TWO men from Chingford who tried to smuggle cocaine hidden in pot plants have had appeals against their sentences refused.

David Notley, 52, of Heathcote Grove, and 41-year-old Iain Palmer, of Valleyside, were jailed for 20 and 12 years respectively for their roles in an operation involving nearly half a million pounds of the class A drug at Chelmsford Crown Court in May last year.

The pair lodged appeals in a bid to get their sentences reduced, but Mrs Justice Swift, sitting in the Court of Appeal in London on Wednesday, ruled they were of an appropriate length.

Notley was found guilty of conspiring to smuggle after a trial and Palmer had previously admitted his role in the operation.

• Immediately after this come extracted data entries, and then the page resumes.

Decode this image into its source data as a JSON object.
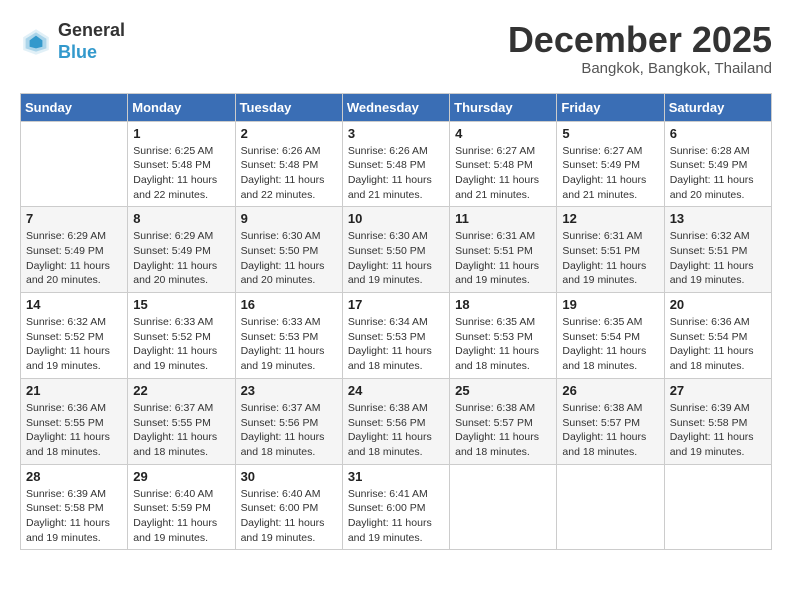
{
  "header": {
    "logo_general": "General",
    "logo_blue": "Blue",
    "title": "December 2025",
    "location": "Bangkok, Bangkok, Thailand"
  },
  "calendar": {
    "days_of_week": [
      "Sunday",
      "Monday",
      "Tuesday",
      "Wednesday",
      "Thursday",
      "Friday",
      "Saturday"
    ],
    "weeks": [
      [
        {
          "num": "",
          "info": ""
        },
        {
          "num": "1",
          "info": "Sunrise: 6:25 AM\nSunset: 5:48 PM\nDaylight: 11 hours\nand 22 minutes."
        },
        {
          "num": "2",
          "info": "Sunrise: 6:26 AM\nSunset: 5:48 PM\nDaylight: 11 hours\nand 22 minutes."
        },
        {
          "num": "3",
          "info": "Sunrise: 6:26 AM\nSunset: 5:48 PM\nDaylight: 11 hours\nand 21 minutes."
        },
        {
          "num": "4",
          "info": "Sunrise: 6:27 AM\nSunset: 5:48 PM\nDaylight: 11 hours\nand 21 minutes."
        },
        {
          "num": "5",
          "info": "Sunrise: 6:27 AM\nSunset: 5:49 PM\nDaylight: 11 hours\nand 21 minutes."
        },
        {
          "num": "6",
          "info": "Sunrise: 6:28 AM\nSunset: 5:49 PM\nDaylight: 11 hours\nand 20 minutes."
        }
      ],
      [
        {
          "num": "7",
          "info": "Sunrise: 6:29 AM\nSunset: 5:49 PM\nDaylight: 11 hours\nand 20 minutes."
        },
        {
          "num": "8",
          "info": "Sunrise: 6:29 AM\nSunset: 5:49 PM\nDaylight: 11 hours\nand 20 minutes."
        },
        {
          "num": "9",
          "info": "Sunrise: 6:30 AM\nSunset: 5:50 PM\nDaylight: 11 hours\nand 20 minutes."
        },
        {
          "num": "10",
          "info": "Sunrise: 6:30 AM\nSunset: 5:50 PM\nDaylight: 11 hours\nand 19 minutes."
        },
        {
          "num": "11",
          "info": "Sunrise: 6:31 AM\nSunset: 5:51 PM\nDaylight: 11 hours\nand 19 minutes."
        },
        {
          "num": "12",
          "info": "Sunrise: 6:31 AM\nSunset: 5:51 PM\nDaylight: 11 hours\nand 19 minutes."
        },
        {
          "num": "13",
          "info": "Sunrise: 6:32 AM\nSunset: 5:51 PM\nDaylight: 11 hours\nand 19 minutes."
        }
      ],
      [
        {
          "num": "14",
          "info": "Sunrise: 6:32 AM\nSunset: 5:52 PM\nDaylight: 11 hours\nand 19 minutes."
        },
        {
          "num": "15",
          "info": "Sunrise: 6:33 AM\nSunset: 5:52 PM\nDaylight: 11 hours\nand 19 minutes."
        },
        {
          "num": "16",
          "info": "Sunrise: 6:33 AM\nSunset: 5:53 PM\nDaylight: 11 hours\nand 19 minutes."
        },
        {
          "num": "17",
          "info": "Sunrise: 6:34 AM\nSunset: 5:53 PM\nDaylight: 11 hours\nand 18 minutes."
        },
        {
          "num": "18",
          "info": "Sunrise: 6:35 AM\nSunset: 5:53 PM\nDaylight: 11 hours\nand 18 minutes."
        },
        {
          "num": "19",
          "info": "Sunrise: 6:35 AM\nSunset: 5:54 PM\nDaylight: 11 hours\nand 18 minutes."
        },
        {
          "num": "20",
          "info": "Sunrise: 6:36 AM\nSunset: 5:54 PM\nDaylight: 11 hours\nand 18 minutes."
        }
      ],
      [
        {
          "num": "21",
          "info": "Sunrise: 6:36 AM\nSunset: 5:55 PM\nDaylight: 11 hours\nand 18 minutes."
        },
        {
          "num": "22",
          "info": "Sunrise: 6:37 AM\nSunset: 5:55 PM\nDaylight: 11 hours\nand 18 minutes."
        },
        {
          "num": "23",
          "info": "Sunrise: 6:37 AM\nSunset: 5:56 PM\nDaylight: 11 hours\nand 18 minutes."
        },
        {
          "num": "24",
          "info": "Sunrise: 6:38 AM\nSunset: 5:56 PM\nDaylight: 11 hours\nand 18 minutes."
        },
        {
          "num": "25",
          "info": "Sunrise: 6:38 AM\nSunset: 5:57 PM\nDaylight: 11 hours\nand 18 minutes."
        },
        {
          "num": "26",
          "info": "Sunrise: 6:38 AM\nSunset: 5:57 PM\nDaylight: 11 hours\nand 18 minutes."
        },
        {
          "num": "27",
          "info": "Sunrise: 6:39 AM\nSunset: 5:58 PM\nDaylight: 11 hours\nand 19 minutes."
        }
      ],
      [
        {
          "num": "28",
          "info": "Sunrise: 6:39 AM\nSunset: 5:58 PM\nDaylight: 11 hours\nand 19 minutes."
        },
        {
          "num": "29",
          "info": "Sunrise: 6:40 AM\nSunset: 5:59 PM\nDaylight: 11 hours\nand 19 minutes."
        },
        {
          "num": "30",
          "info": "Sunrise: 6:40 AM\nSunset: 6:00 PM\nDaylight: 11 hours\nand 19 minutes."
        },
        {
          "num": "31",
          "info": "Sunrise: 6:41 AM\nSunset: 6:00 PM\nDaylight: 11 hours\nand 19 minutes."
        },
        {
          "num": "",
          "info": ""
        },
        {
          "num": "",
          "info": ""
        },
        {
          "num": "",
          "info": ""
        }
      ]
    ]
  }
}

Jurors in Notley's trial hear the pair were involved in smuggling £400,000 of cocaine from Nicaragua in plant pots headed for a Waltham Abbey company.

Customs officers at the border inspection of Tilbury Docks in Essex found large quantities of the drug concealed inside about 120 pot plants during a search of a container which arrived from Nicaragua in March 2008.

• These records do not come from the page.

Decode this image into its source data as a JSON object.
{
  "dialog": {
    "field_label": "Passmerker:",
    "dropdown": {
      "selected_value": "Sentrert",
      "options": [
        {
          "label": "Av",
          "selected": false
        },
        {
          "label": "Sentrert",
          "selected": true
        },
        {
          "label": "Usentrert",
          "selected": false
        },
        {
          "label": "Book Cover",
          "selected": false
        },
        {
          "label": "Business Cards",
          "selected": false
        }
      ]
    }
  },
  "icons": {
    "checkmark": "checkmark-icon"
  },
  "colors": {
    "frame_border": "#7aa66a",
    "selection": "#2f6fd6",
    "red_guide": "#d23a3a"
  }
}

The court heard port officials had removed the drug then re-packed the soil and gravel into the pots prior to their delivery at Petals Plants in Galley Hill, Waltham Abbey.

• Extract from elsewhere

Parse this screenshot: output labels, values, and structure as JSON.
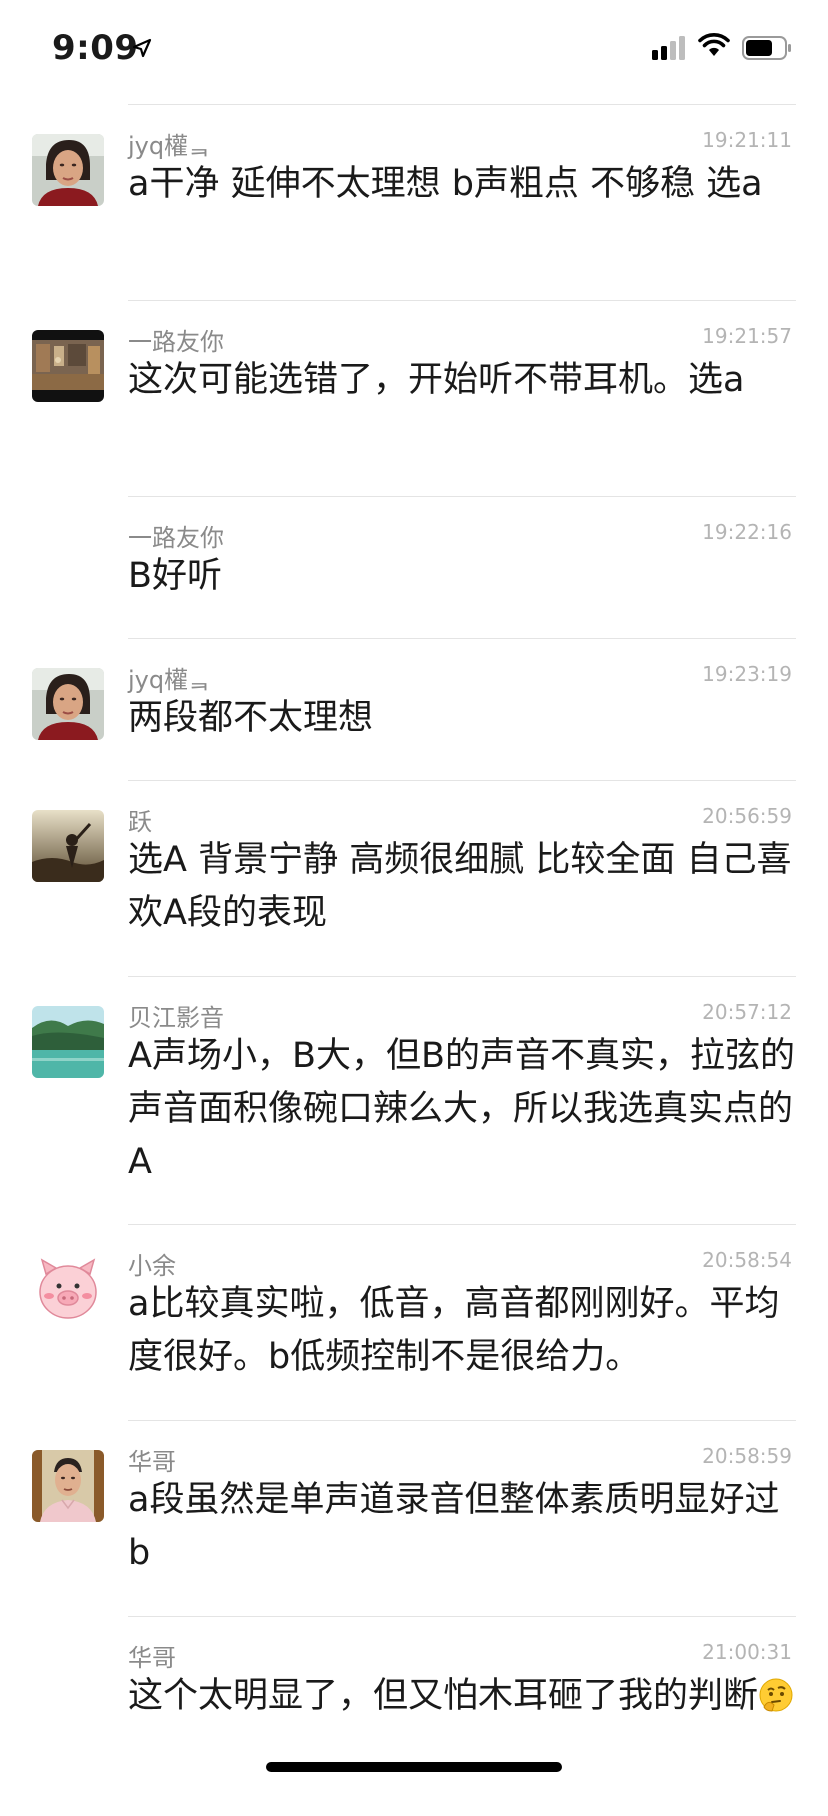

Officers from the Serious Organised Crime Agency (SOCA) placed hidden microphones at the site and the court heard recordings of workers swapping angry exchanges while they frantically searched the pot plants for the cocaine.

Notley was identified as being the man in charge of the operation as he was doing most of the talking and becoming frustrated because he couldn’t find the cocaine.

Jurors heard Notley was immediately arrested outside the warehouse and a mobile phone and paperwork linking him to the delivery was seized.

The court also heard bank statements recovered from Petals Plants showed there had been no income from the sale of pot plants and receipts from a shipping company showed there had been several other deliveries from Nicaragua throughout 2007.